The PubMedBERT-based model was trained and evaluated using a dataset of 39,531 labels amongst 400 clinical abstracts, with an inter-annotator agreement of 0.81 (Cohen’s κ) and 0.88 (F1). The labels were manually annotated using a strict annotation guide. We evaluated quality of the dataset and tested the utility of the model in the practise of systematic literature screening, by comparing SURUS predictions to expert PICO and design classifications. Additionally, we tested out-of-domain quality of the model across 7 other therapeutic areas and another study design.

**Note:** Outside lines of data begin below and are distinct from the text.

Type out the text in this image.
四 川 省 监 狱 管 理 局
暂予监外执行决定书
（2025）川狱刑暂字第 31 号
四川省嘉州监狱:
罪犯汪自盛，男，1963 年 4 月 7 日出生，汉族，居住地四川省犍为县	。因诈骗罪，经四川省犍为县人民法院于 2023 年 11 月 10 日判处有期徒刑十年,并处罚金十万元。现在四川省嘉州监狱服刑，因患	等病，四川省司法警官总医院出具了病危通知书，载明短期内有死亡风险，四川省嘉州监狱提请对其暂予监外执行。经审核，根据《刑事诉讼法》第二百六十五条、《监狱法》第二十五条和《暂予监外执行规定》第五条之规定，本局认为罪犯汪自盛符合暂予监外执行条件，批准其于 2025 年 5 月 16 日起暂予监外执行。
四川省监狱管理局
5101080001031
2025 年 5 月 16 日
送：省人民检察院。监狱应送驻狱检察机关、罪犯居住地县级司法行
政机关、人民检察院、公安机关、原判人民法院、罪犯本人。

The SURUS NER system achieved an overall F1 score of 0.95, with minor deviation between labels. In addition, SURUS achieved a NER F1 of 0.90 and 0.84 for out-of-domain therapeutic area and observational study abstracts, respectively. Finally, F1 of PICO and study design classifications was 0.89 with a recall of 0.96 compared to expert classifications.
The system reaches an F1 score of 0.95 across 25 contextually different medical named entities. This high-quality in-domain medical entity prediction of a fine-tuned BERT-based model was the result of a strict annotation guideline and high inter-annotator agreement. This prediction accuracy was largely preserved during extensive out-of-domain evaluation, indicating its utility across other indication areas and study types. Current approaches in the field lack in the fine-grained training data and versatility demonstrated here. We think that this approach sets a new standard in medical literature analysis and paves the way for creating fine-grained datasets of labelled entities that can be used for downstream analysis outside of traditional SLRs.
The online version contains supplementary material available at 10.1186/s12874-025-02624-z.
医学决策通常由系统文献综述(SLR)的循证分析来指导。这些分析需要大量时间和专业知识来进行。从临床出版物中自动提取关键数据点可以加快系统文献综述的汇编过程。为此,我们构建了SURUS,这是一个命名实体识别(NER)系统,由在细粒度数据集上训练的双向编码器表征来自变压器(BERT)模型组成。本研究的目的是评估SURUS对临床研究摘要的PICO(患者、干预措施、对照和结果)及研究设计要素分类的质量。
基于PubMedBERT的模型使用400篇临床摘要中的39,531个标签数据集进行训练和评估,标注者间一致性为0.81(科恩κ系数)和0.88(F1值)。标签使用严格的标注指南进行手动标注。我们通过将SURUS预测结果与专家的PICO及设计分类进行比较,评估了数据集的质量并测试了该模型在系统文献筛选实践中的效用。此外,我们在其他7个治疗领域和另一种研究设计中测试了该模型的域外质量。
SURUS NER系统的总体F1得分为0.95,标签间偏差较小。此外,SURUS对域外治疗领域和观察性研究摘要的NER F1分别为0.90和0.84。最后,与专家分类相比,PICO和研究设计分类的F1为0.89,召回率为0.96。
该系统在25个上下文不同的医学命名实体上的F1得分为0.95。这种基于微调BERT模型的高质量域内医学实体预测是严格标注指南和高标注者间一致性的结果。在广泛的域外评估中,这种预测准确性在很大程度上得以保留,表明其在其他适应症领域和研究类型中的效用。该领域目前的方法缺乏此处展示的细粒度训练数据和通用性。我们认为这种方法为医学文献分析设定了新标准,并为创建可用于传统SLR之外的下游分析的带标签实体细粒度数据集铺平了道路。
在线版本包含可在10.1186/s12874-025-02624-z获取的补充材料。